Comparing Domaine de la Côte and Kei Shiogai

Domaine de la Cote

Text by: Greg Somm

This column is written by The Gold Certified ASI Sommelier, Chef-sommelier of WineHall Company and a MS Diploma Candidate, Greg Somm.

After another opportunity to compare wines from two of the most extraordinary estates that create the best Pinot Noirs in the World, I began to think that we are in a certain sense at the apogee of the level of the class of wine from this variety. Never before has there been such a thing that the level of wine of a foreign winemaker in Burgundy acquired the status of a benchmark. 

Kei Shiogai proves year after year that he is a talented winemaker who knows how to learn, adopt experience and embody his thoughts in wine. The 2022 vintage in his performance is a clear proof of this. In addition, he breaks certain rules, showing that a merchant in Burgundy is capable of creating wines head and shoulders above many great domains. Isn't this proof that in modern winemaking, a person plays a leading role? Terroir in Kei's case is him, his sense of wine and energy.

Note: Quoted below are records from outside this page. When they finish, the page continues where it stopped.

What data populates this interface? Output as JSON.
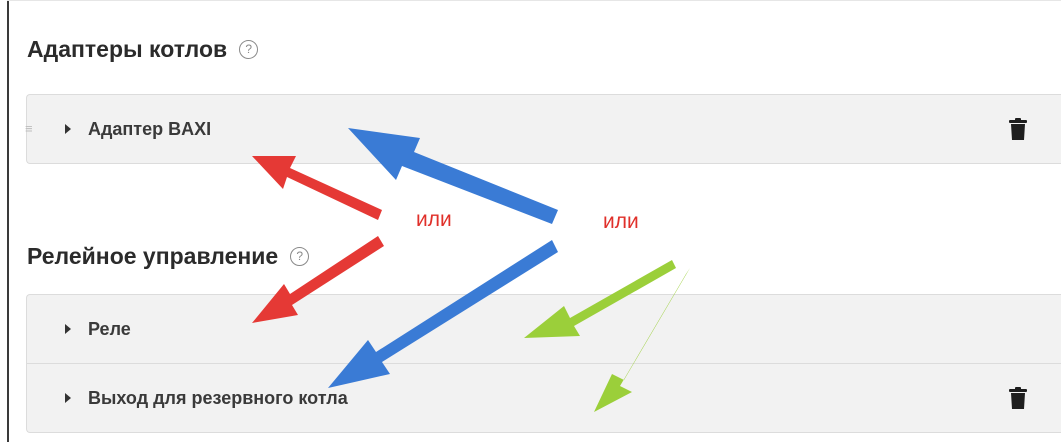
{
  "sections": [
    {
      "title": "Адаптеры котлов",
      "help": "?"
    },
    {
      "title": "Релейное управление",
      "help": "?"
    }
  ],
  "adapters": [
    {
      "label": "Адаптер BAXI"
    }
  ],
  "relays": [
    {
      "label": "Реле"
    },
    {
      "label": "Выход для резервного котла"
    }
  ],
  "annotations": {
    "left_or": "или",
    "right_or": "или"
  },
  "colors": {
    "red_arrow": "#e53935",
    "blue_arrow": "#3a7bd5",
    "green_arrow": "#9bcf3a"
  }
}
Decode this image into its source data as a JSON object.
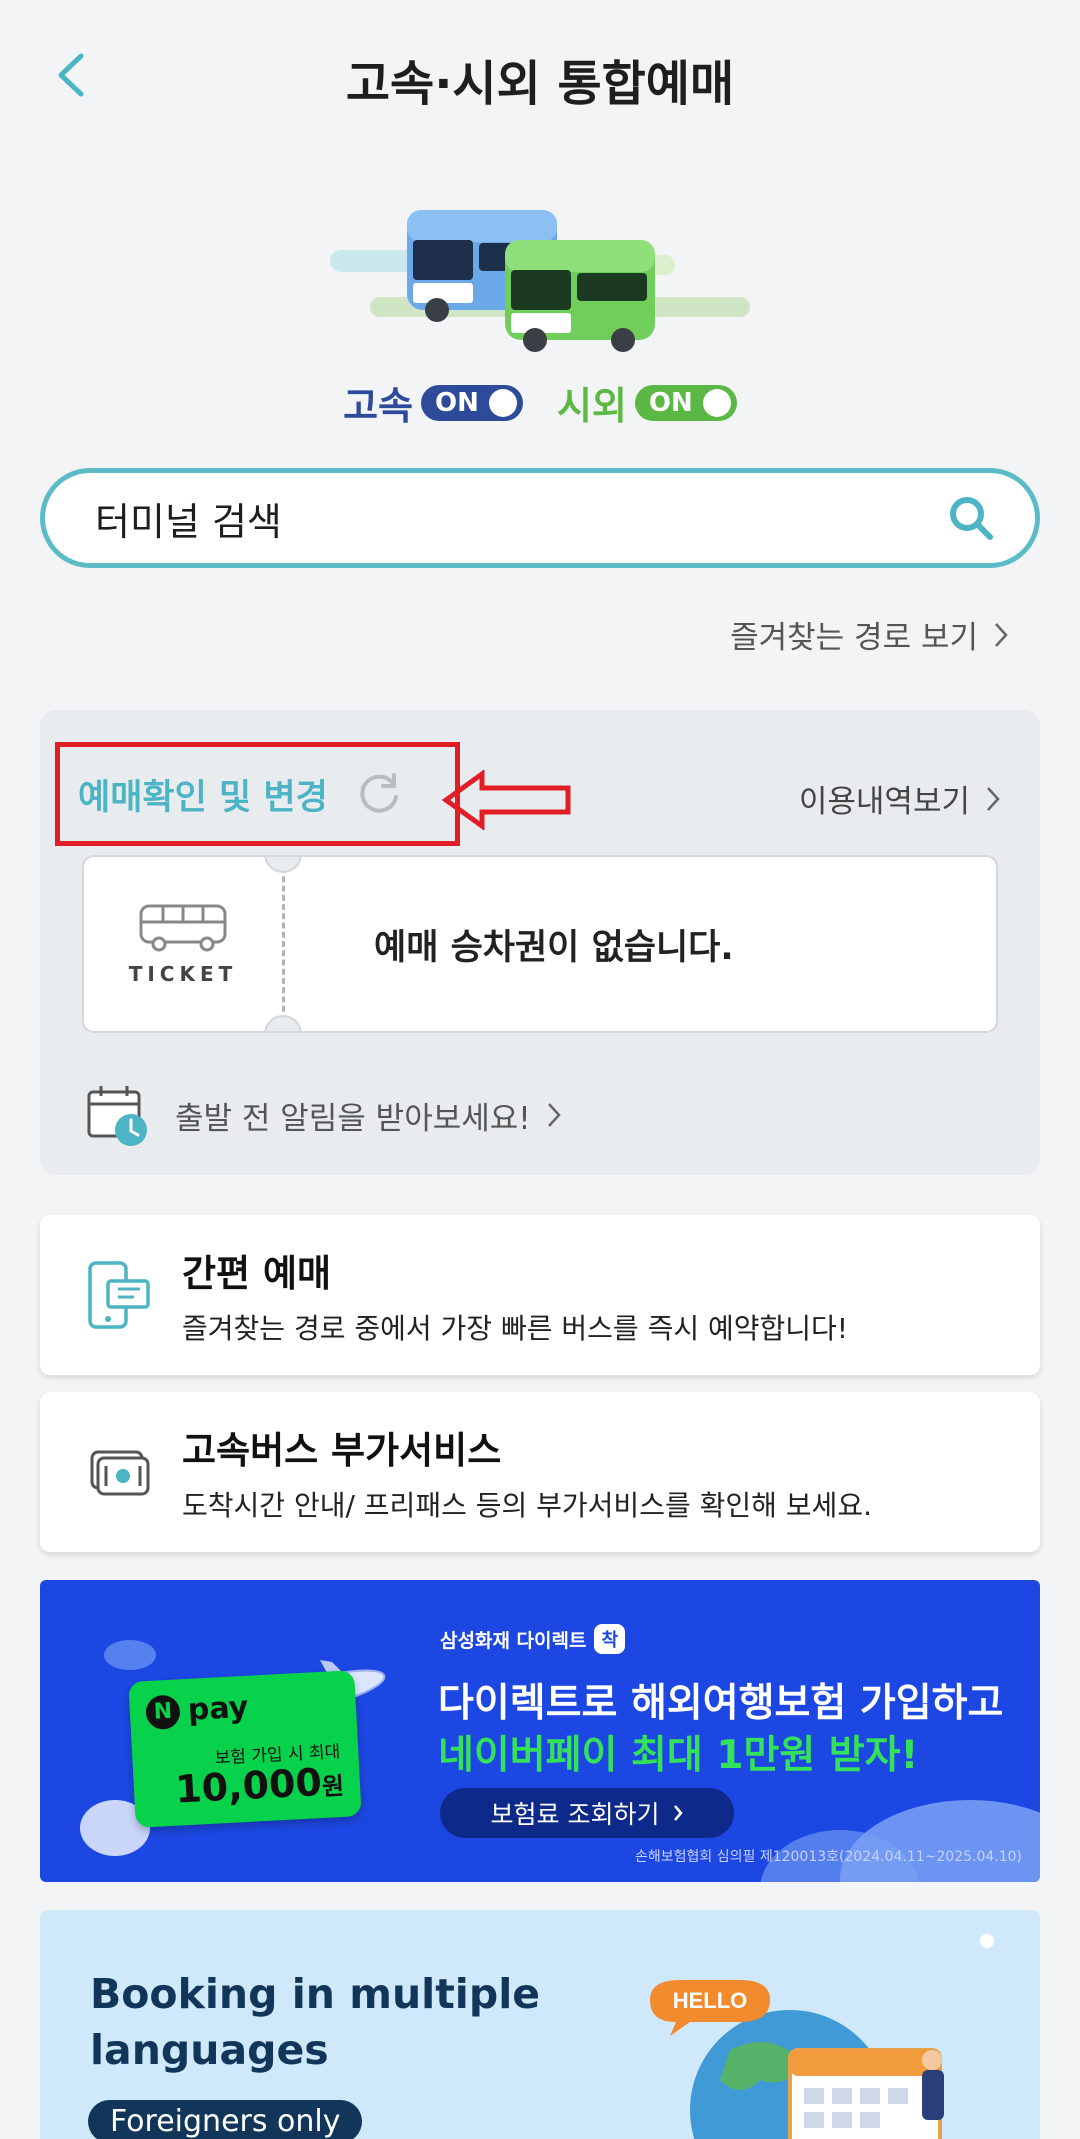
{
  "header": {
    "title": "고속·시외 통합예매"
  },
  "toggles": {
    "express": {
      "label": "고속",
      "state": "ON"
    },
    "intercity": {
      "label": "시외",
      "state": "ON"
    }
  },
  "search": {
    "placeholder": "터미널 검색"
  },
  "favorites_link": "즐겨찾는 경로 보기",
  "ticket_panel": {
    "confirm_label": "예매확인 및 변경",
    "history_link": "이용내역보기",
    "ticket_word": "TICKET",
    "empty_message": "예매 승차권이 없습니다.",
    "alarm_text": "출발 전 알림을 받아보세요!"
  },
  "services": [
    {
      "title": "간편 예매",
      "desc": "즐겨찾는 경로 중에서 가장 빠른 버스를 즉시 예약합니다!"
    },
    {
      "title": "고속버스 부가서비스",
      "desc": "도착시간 안내/ 프리패스 등의 부가서비스를 확인해 보세요."
    }
  ],
  "ad_banner": {
    "brand": "삼성화재 다이렉트",
    "brand_badge": "착",
    "npay_word": "pay",
    "npay_sub": "보험 가입 시 최대",
    "npay_amount": "10,000",
    "npay_unit": "원",
    "title_line1": "다이렉트로 해외여행보험 가입하고",
    "title_line2": "네이버페이 최대 1만원 받자!",
    "button": "보험료 조회하기",
    "note": "손해보험협회 심의필 제120013호(2024.04.11~2025.04.10)"
  },
  "lang_banner": {
    "title": "Booking in multiple languages",
    "pill": "Foreigners only",
    "bubble": "HELLO"
  },
  "colors": {
    "accent": "#5bbcc8",
    "express": "#2e4a9a",
    "intercity": "#5cb844",
    "highlight_box": "#e01e26",
    "ad_blue": "#1d47e2"
  }
}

Another example is the wines of Domaine de la Cote from Santa Rita Hills in Santa Barbara. I have never seen such an obsessive person working with Pinot Noir as Rajat Parr. In 2018 we met him at the estate and he told in detail what and how they do. And again, not in the context of terroir, but in the context of style and his feelings. Raj is one of the few who has seen and knows how wine is made at DRC, and they applied all this experience to Domaine de la Cote. As a result, we have wines that are like twins but made in different places and by different masters. Fantastic duality!